My name is Bob King and I work at the Duluth News Tribune in Duluth, Minn. as a photographer and photo editor. I'm also an amateur astronomer and have been keen on the sky since age 11. My modest credentials include membership in the American Association of Variable Star Observers (AAVSO) where I'm a regular contributor, International Meteorite Collectors Assn. and Arrowhead Astronomical Society. I also teach community education astronomy classes at our local planetarium.

12 thoughts on “Comet ISON will soon pay Mars a visit

  1. If a .3 mile comet can survive, then a 3 mile wide comet should have no trouble. Estimates are between these 2 amounts.

  2. Such a photograph of Comet Ison(apart from the beauty of the comet itself),will be historic – the first ever shot of a comet in an alien sky. Just adds to the mystique of this wispy visitor.

  3. I did not work my regular job this morning. I got to sleep in till almost 6. I drove School Bus. Stepping into the house at 9 AM, the warm, very blue sky was illuminated by the Sun. But that could not overwhelm the Moon which was clearly visible. Of course the Moon was only visible because of it’s vast elongation from the Sun. Even if ISON gets as bright as the Moon on Thanksgiving Day, it is not going to be easy to see, so close to the Sun.

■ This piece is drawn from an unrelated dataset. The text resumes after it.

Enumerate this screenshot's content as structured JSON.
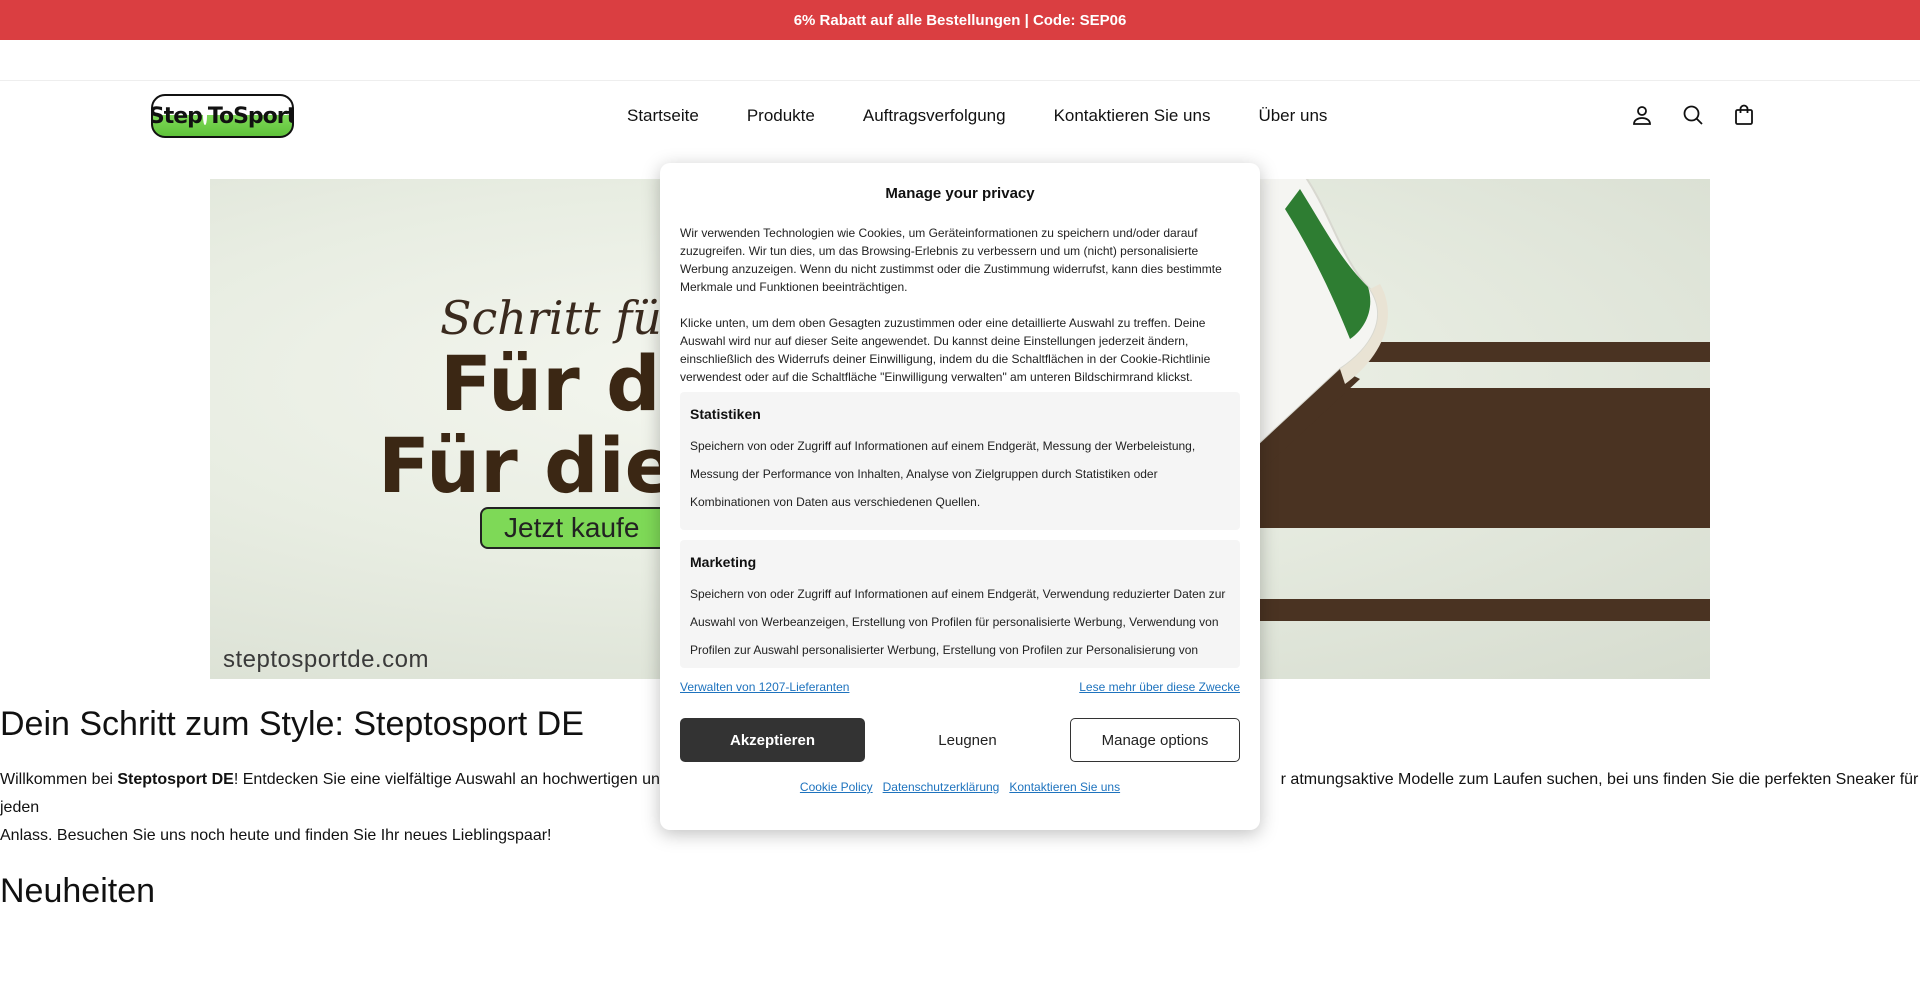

  4. Bob, can you explain how the image of Ison that’s circulating on the ‘woo-woo’ sites was made – the one that makes it look like a triangular craft? I know it’s something to do with parallax, and both its own and Hubble’s movement through space, and the stacking of images. However, I can’t picture it in my mind’s eye. Can you explain how it was made? Thanks.

    • Dear Arjan,
      That won’t happen for two reasons. First, Mars has no global magnetic field. Even if did have a field equal to Earth’s, magnetic interaction between the comet and Mars would be insignificant. A refrigerator magnet has a stronger field that Earth’s. Gravitational interactions play a larger part, however in this case, with the comet passing over 6 million miles from Mars, even that’s a trivial effect.

  5. Morning Bob.

    ISON passed Mars and now the Sun is erupting in long duration filament ~Earth facing solar eruption in progress~

    _Notice actual positions for ISON,Mars,Earth,Sun.

    Be safe and aware ~Peace.

    • Clarisse,
      The filament eruption is not related to Comet ISON and/or Mars. Eruptions like there are common. If this one turns out to be Earth-directed, it might possibly spark an aurora display.